Rather than a composite of existing photos, this is an automatically generated image after the machine recognizes the semantics. The system can comprehend individual objects and the connections between objects, which helps explain why this paradigm is no longer an outdated approach that many developers followed in the past. There has been a shift in graphics from some graphics-related algorithms to AI that will generate its own paradigm iterations.

Moreover, the new paradigms of 3D graph-based artificial intelligence. For many years, the entire 3D pipeline used Maya, 3DMAX, C4D, and Blender to model, bind, move, drive, and animate objects. The traditional production pipeline was built on raster, ray tracing, Mesh, etc. In the present case, we need to pay attention to the 3D GAN and neural radiance fields (NeRFs), which may have the potential to transform the traditional 3D graphics pipelines.

There is a possibility that AI will replace the geometric paradigm, but the geometric paradigm will not necessarily disappear completely. Both paradigms may coexist in the future. Furthermore, the geometric paradigm may also be able to complement the artificial intelligence paradigm in the near future.

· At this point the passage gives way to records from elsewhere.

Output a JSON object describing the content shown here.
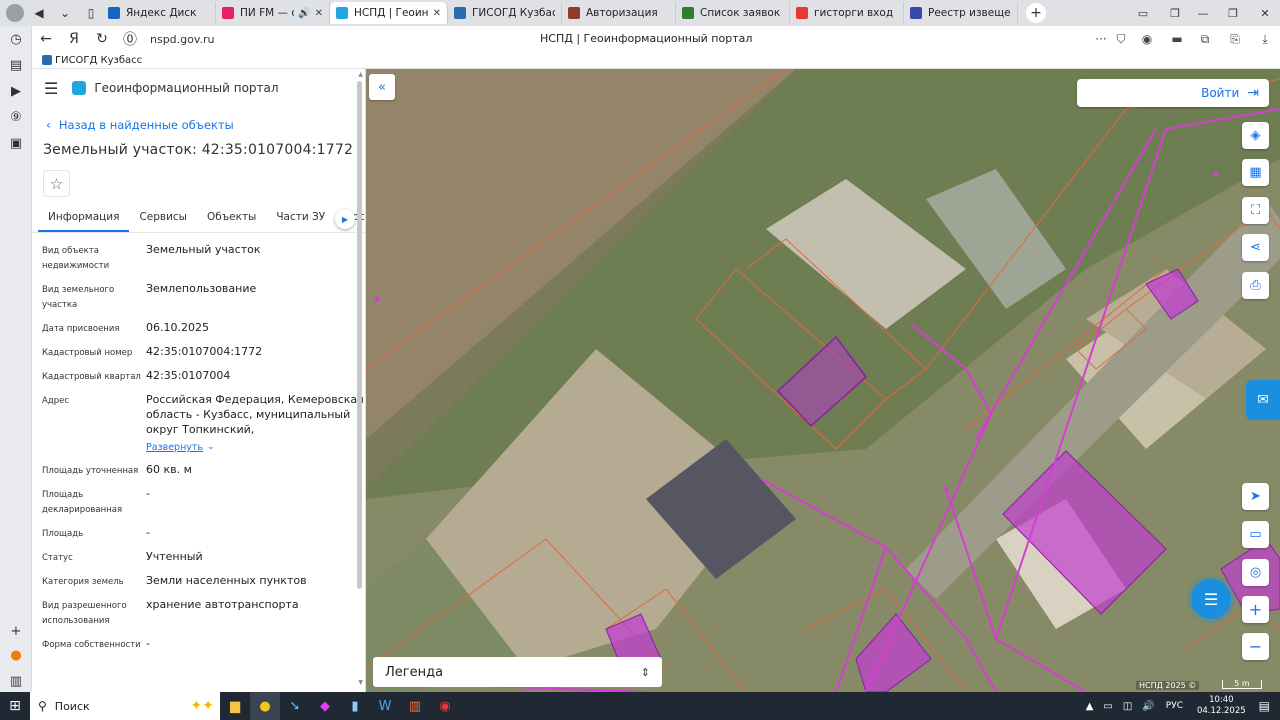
{
  "browser": {
    "tabs": [
      {
        "label": "Яндекс Диск",
        "color": "#1565c0"
      },
      {
        "label": "ПИ FM — слуша",
        "color": "#e91e63",
        "audio": "🔊"
      },
      {
        "label": "НСПД | Геоинфор",
        "color": "#1ea7e1",
        "active": true
      },
      {
        "label": "ГИСОГД Кузбасса",
        "color": "#2b6cb0"
      },
      {
        "label": "Авторизация",
        "color": "#8d3b2b"
      },
      {
        "label": "Список заявок — Тех",
        "color": "#2e7d32"
      },
      {
        "label": "гисторги вход в личн",
        "color": "#e53935"
      },
      {
        "label": "Реестр извещений",
        "color": "#3949ab"
      }
    ],
    "url": "nspd.gov.ru",
    "page_title": "НСПД | Геоинформационный портал",
    "bookmark": "ГИСОГД Кузбасс"
  },
  "panel": {
    "portal_title": "Геоинформационный портал",
    "back_link": "Назад в найденные объекты",
    "object_title": "Земельный участок: 42:35:0107004:1772",
    "tabs": [
      "Информация",
      "Сервисы",
      "Объекты",
      "Части ЗУ",
      "Соста"
    ],
    "properties": [
      {
        "key": "Вид объекта недвижимости",
        "value": "Земельный участок"
      },
      {
        "key": "Вид земельного участка",
        "value": "Землепользование"
      },
      {
        "key": "Дата присвоения",
        "value": "06.10.2025"
      },
      {
        "key": "Кадастровый номер",
        "value": "42:35:0107004:1772"
      },
      {
        "key": "Кадастровый квартал",
        "value": "42:35:0107004"
      },
      {
        "key": "Адрес",
        "value": "Российская Федерация, Кемеровская область - Кузбасс, муниципальный округ Топкинский,"
      },
      {
        "key": "Площадь уточненная",
        "value": "60 кв. м"
      },
      {
        "key": "Площадь декларированная",
        "value": "-"
      },
      {
        "key": "Площадь",
        "value": "-"
      },
      {
        "key": "Статус",
        "value": "Учтенный"
      },
      {
        "key": "Категория земель",
        "value": "Земли населенных пунктов"
      },
      {
        "key": "Вид разрешенного использования",
        "value": "хранение автотранспорта"
      },
      {
        "key": "Форма собственности",
        "value": "-"
      }
    ],
    "expand_link": "Развернуть"
  },
  "map": {
    "login_label": "Войти",
    "legend_label": "Легенда",
    "copyright": "НСПД 2025 ©",
    "scale_label": "5 m",
    "colors": {
      "parcel_line": "#e8663a",
      "selected_fill": "#b03cc8",
      "road": "#d63dd3"
    }
  },
  "taskbar": {
    "search_label": "Поиск",
    "lang": "РУС",
    "time": "10:40",
    "date": "04.12.2025"
  }
}
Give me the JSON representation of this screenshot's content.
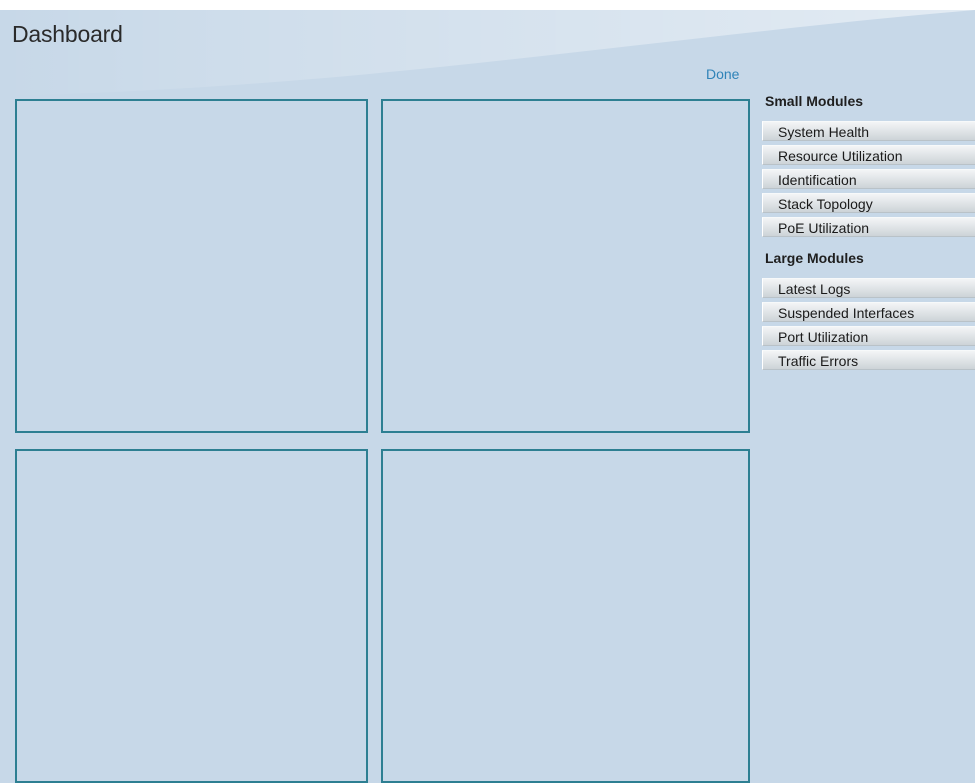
{
  "header": {
    "title": "Dashboard",
    "done_label": "Done"
  },
  "colors": {
    "background": "#c7d8e8",
    "slot_border": "#2d7f92",
    "link": "#2f83b8"
  },
  "small_modules": {
    "heading": "Small Modules",
    "items": [
      {
        "label": "System Health"
      },
      {
        "label": "Resource Utilization"
      },
      {
        "label": "Identification"
      },
      {
        "label": "Stack Topology"
      },
      {
        "label": "PoE Utilization"
      }
    ]
  },
  "large_modules": {
    "heading": "Large Modules",
    "items": [
      {
        "label": "Latest Logs"
      },
      {
        "label": "Suspended Interfaces"
      },
      {
        "label": "Port Utilization"
      },
      {
        "label": "Traffic Errors"
      }
    ]
  }
}
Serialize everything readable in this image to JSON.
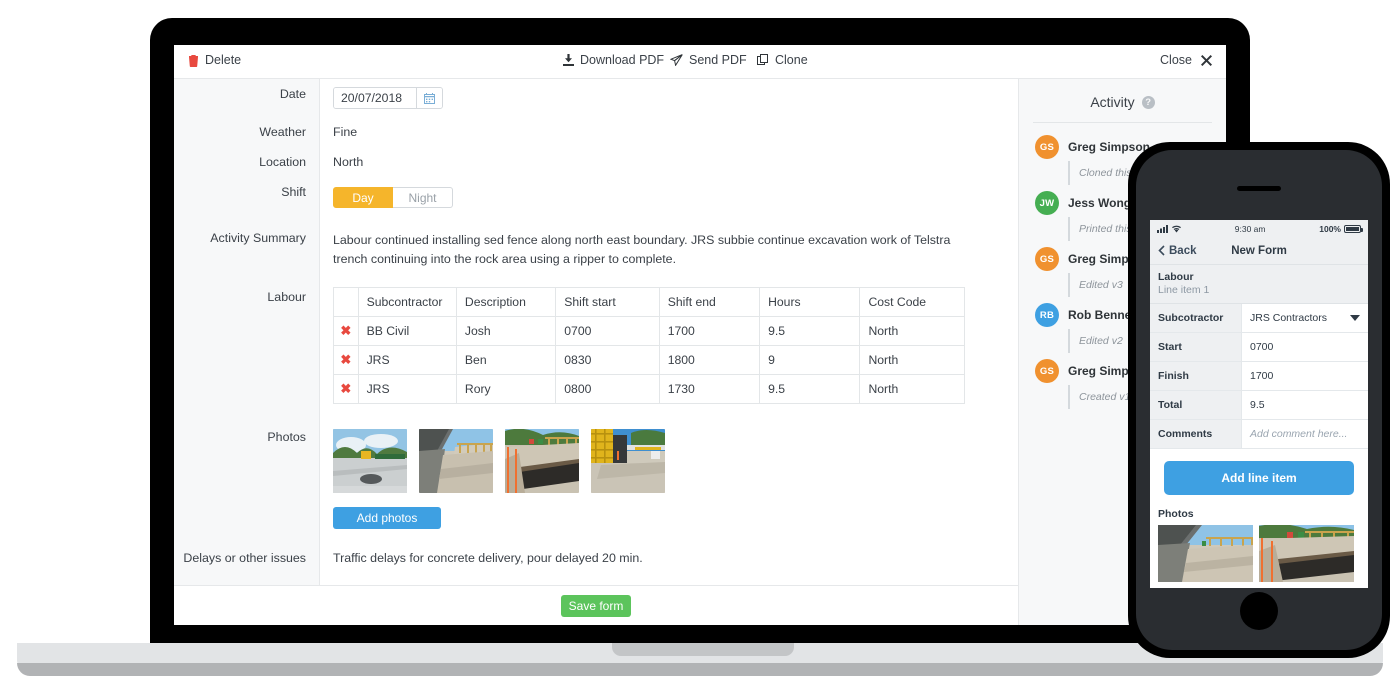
{
  "toolbar": {
    "delete": "Delete",
    "download_pdf": "Download PDF",
    "send_pdf": "Send PDF",
    "clone": "Clone",
    "close": "Close"
  },
  "form": {
    "rows": {
      "date_label": "Date",
      "date_value": "20/07/2018",
      "weather_label": "Weather",
      "weather_value": "Fine",
      "location_label": "Location",
      "location_value": "North",
      "shift_label": "Shift",
      "shift_day": "Day",
      "shift_night": "Night",
      "summary_label": "Activity Summary",
      "summary_value": "Labour continued installing sed fence along north east boundary.  JRS subbie continue excavation work of Telstra trench continuing into the rock area using a ripper to complete.",
      "labour_label": "Labour",
      "photos_label": "Photos",
      "delays_label": "Delays or other issues",
      "delays_value": "Traffic delays for concrete delivery, pour delayed 20 min."
    },
    "labour_table": {
      "headers": [
        "",
        "Subcontractor",
        "Description",
        "Shift start",
        "Shift end",
        "Hours",
        "Cost Code"
      ],
      "rows": [
        {
          "subcontractor": "BB Civil",
          "description": "Josh",
          "start": "0700",
          "end": "1700",
          "hours": "9.5",
          "cost_code": "North"
        },
        {
          "subcontractor": "JRS",
          "description": "Ben",
          "start": "0830",
          "end": "1800",
          "hours": "9",
          "cost_code": "North"
        },
        {
          "subcontractor": "JRS",
          "description": "Rory",
          "start": "0800",
          "end": "1730",
          "hours": "9.5",
          "cost_code": "North"
        }
      ]
    },
    "add_photos": "Add photos",
    "save_form": "Save form"
  },
  "activity": {
    "title": "Activity",
    "items": [
      {
        "name": "Greg Simpson",
        "initials": "GS",
        "action": "Cloned this",
        "color": "#f0912f"
      },
      {
        "name": "Jess Wong",
        "initials": "JW",
        "action": "Printed this",
        "color": "#45ae52"
      },
      {
        "name": "Greg Simpson",
        "initials": "GS",
        "action": "Edited v3",
        "color": "#f0912f"
      },
      {
        "name": "Rob Bennetts",
        "initials": "RB",
        "action": "Edited v2",
        "color": "#3ea0e2"
      },
      {
        "name": "Greg Simpson",
        "initials": "GS",
        "action": "Created v1",
        "color": "#f0912f"
      }
    ]
  },
  "phone": {
    "status": {
      "time": "9:30 am",
      "battery": "100%"
    },
    "nav": {
      "back": "Back",
      "title": "New Form"
    },
    "section": {
      "title": "Labour",
      "subtitle": "Line item 1"
    },
    "fields": [
      {
        "label": "Subcotractor",
        "value": "JRS Contractors",
        "type": "select"
      },
      {
        "label": "Start",
        "value": "0700",
        "type": "text"
      },
      {
        "label": "Finish",
        "value": "1700",
        "type": "text"
      },
      {
        "label": "Total",
        "value": "9.5",
        "type": "text"
      },
      {
        "label": "Comments",
        "value": "Add comment here...",
        "type": "placeholder"
      }
    ],
    "add_line_item": "Add line item",
    "photos_label": "Photos"
  },
  "colors": {
    "accent_blue": "#3ea0e2",
    "save_green": "#5cc45c",
    "shift_amber": "#f5b52b",
    "delete_red": "#e8493f"
  }
}
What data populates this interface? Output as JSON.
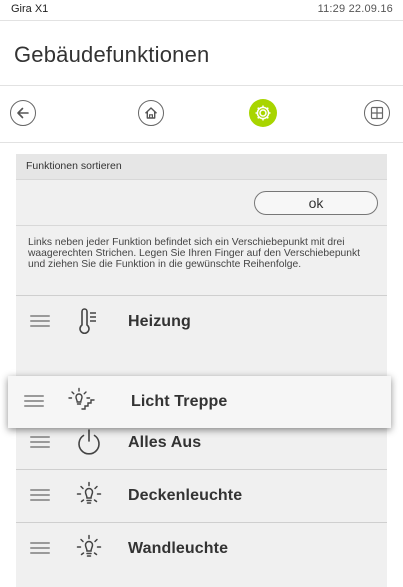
{
  "status": {
    "app_name": "Gira X1",
    "time_date": "11:29  22.09.16"
  },
  "page": {
    "title": "Gebäudefunktionen"
  },
  "nav": [
    {
      "name": "back",
      "icon": "arrow-left-icon"
    },
    {
      "name": "home",
      "icon": "house-icon"
    },
    {
      "name": "settings",
      "icon": "gear-icon",
      "active": true
    },
    {
      "name": "grid",
      "icon": "grid-icon"
    }
  ],
  "panel": {
    "header": "Funktionen sortieren",
    "ok_label": "ok",
    "info_text": "Links neben jeder Funktion befindet sich ein Verschiebepunkt mit drei waagerechten Strichen. Legen Sie Ihren Finger auf den Verschiebepunkt und ziehen Sie die Funktion in die gewünschte Reihenfolge."
  },
  "functions": [
    {
      "label": "Heizung",
      "icon": "thermometer-icon"
    },
    {
      "label": "Licht Treppe",
      "icon": "stair-light-icon",
      "dragging": true
    },
    {
      "label": "Alles Aus",
      "icon": "power-icon"
    },
    {
      "label": "Deckenleuchte",
      "icon": "bulb-icon"
    },
    {
      "label": "Wandleuchte",
      "icon": "bulb-icon"
    }
  ],
  "colors": {
    "accent": "#a8d500",
    "background": "#f0f0f0"
  }
}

NVIDIA has published a new paper related to Instant NeRF. The left side of the figure below shows a more complex neural radiance field trained on 34 images. The rendering quality is excellent, using only 34 images. In addition, the model training may take just a few minutes at most. On the right is an example of model training. It is possible to train such a model in a few seconds, and then it may be used to render various objects.


The success of the metaverse depends on the implementation of new technical paradigms. Previous paradigms have become a bit outdated. According to NVIDIA, to feel real in a metaverse, we should increase computing power by one million times.

Therefore, the conventional pipeline is not sustainable in the long run, so we have to embrace a new way of doing things. As Deep Learning dominates AI today, we think that in the future, the fundamental approach to AI will be a graph-based paradigm that will hold sway over the entire metaverse.